Cada día veía pasar zapatos: botas de pastores, sandalias de niños, bastones, patas, ruedas. Todos iban a alguna parte.
«Yo quiero viajar», dijo la piedra.
El sendero respondió: «Ya ves muchos viajeros.»
«No es lo mismo. Quiero ver el mar.»
Una mañana un niño llamado Elio se detuvo para atarse el zapato. Recogió la piedra y la metió en el bolsillo.
La piedra estaba encantada.
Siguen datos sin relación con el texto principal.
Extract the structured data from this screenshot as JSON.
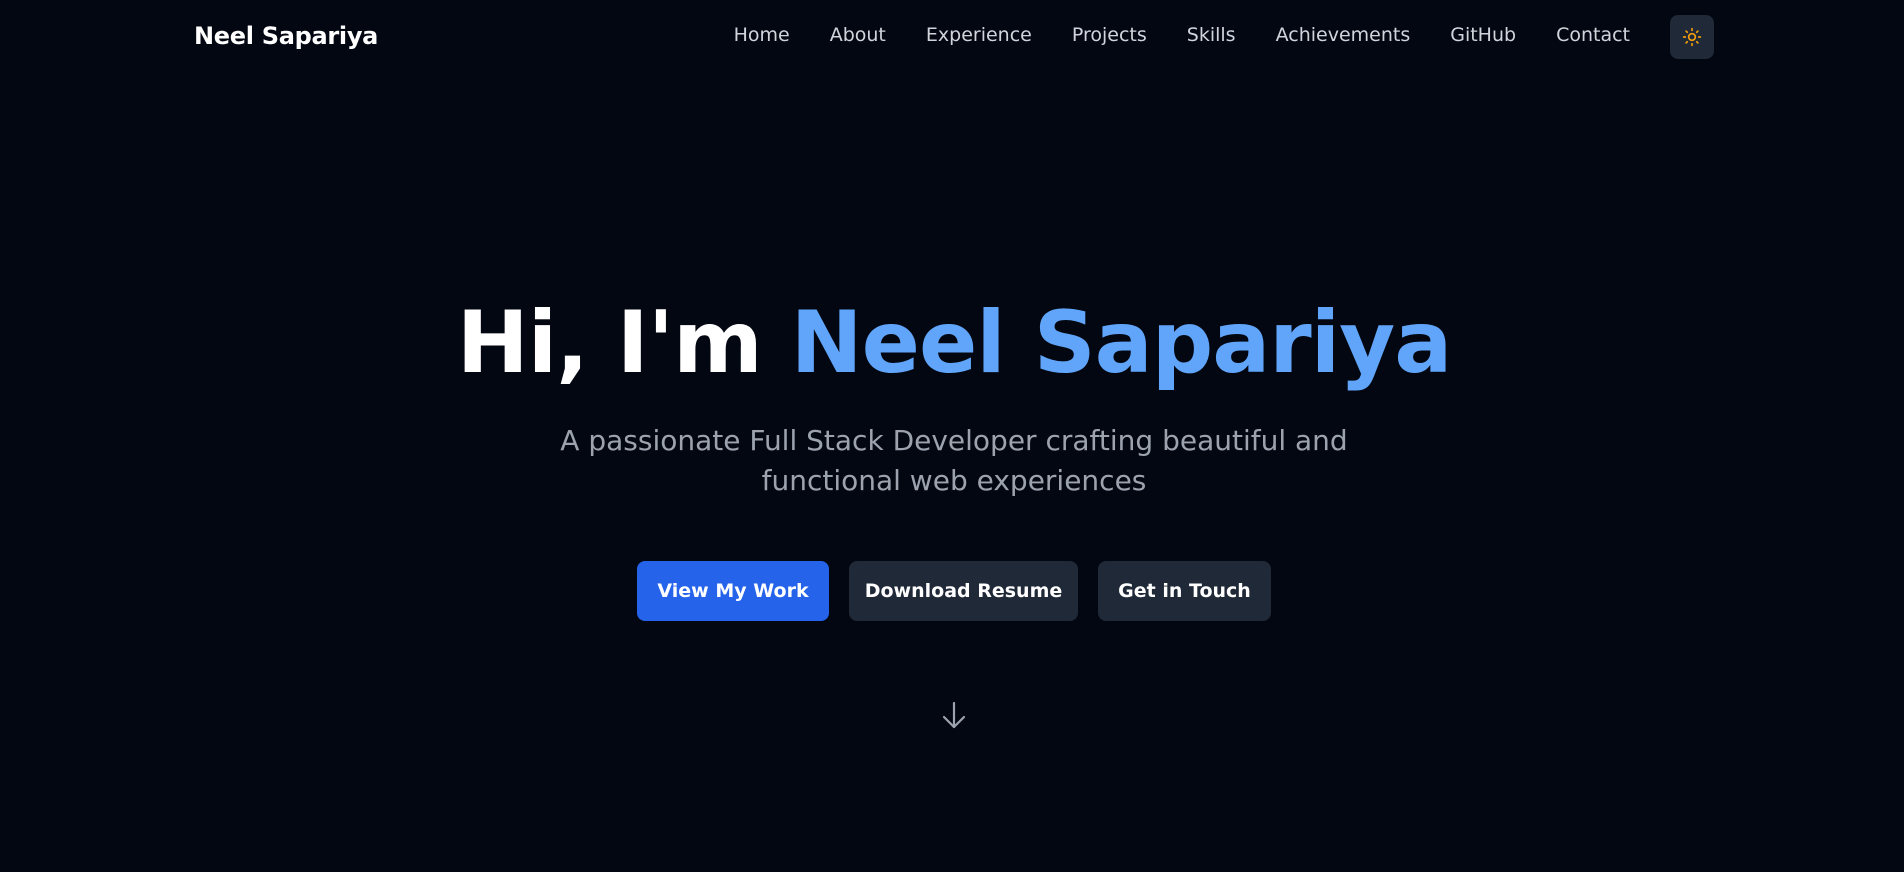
{
  "header": {
    "brand": "Neel Sapariya",
    "nav": [
      "Home",
      "About",
      "Experience",
      "Projects",
      "Skills",
      "Achievements",
      "GitHub",
      "Contact"
    ],
    "theme_toggle_icon": "sun-icon"
  },
  "hero": {
    "greeting": "Hi, I'm ",
    "name": "Neel Sapariya",
    "subtitle": "A passionate Full Stack Developer crafting beautiful and functional web experiences",
    "buttons": {
      "view_work": "View My Work",
      "download_resume": "Download Resume",
      "get_in_touch": "Get in Touch"
    },
    "scroll_icon": "arrow-down-icon"
  },
  "colors": {
    "background": "#030712",
    "accent": "#60a5fa",
    "primary_button": "#2563eb",
    "secondary_button": "#1f2937",
    "sun": "#f59e0b"
  }
}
Bajó por el sendero, atravesó el pueblo, pasó junto a una panadería, subió a un autobús y finalmente llegó a la orilla.
El mar era enorme.
«Así que esto es azul», susurró la piedra.
Elio la puso sobre la arena junto a su toalla. La piedra escuchó olas, gaviotas, cubos, risas. Por la tarde Elio quiso llevársela a casa, pero su madre dijo: «Si pertenece a la montaña, quizá deberíamos devolverla.»
Así que la piedra viajó de regreso.
Cuando volvió al sendero, las otras piedras preguntaron: «¿Cómo es el mar?»
La piedrecita les contó: movido, salado, brillante, nunca quieto. Les habló de espuma y conchas, de niños cavando ríos, del sol hundiéndose en el agua.
Desde entonces la piedra siguió en el sendero de montaña, pero ya no era la misma. Llevaba el mar dentro de su historia.
Los viajeros continuaron pasando. A veces la piedra sentía el antiguo deseo. Entonces recordaba: un viaje no es solo quedarse lejos. Es volver con el corazón más ancho.
Y cuando la lluvia corría por el sendero, la piedra sonreía.
Un mar pequeñísimo había venido a visitarla.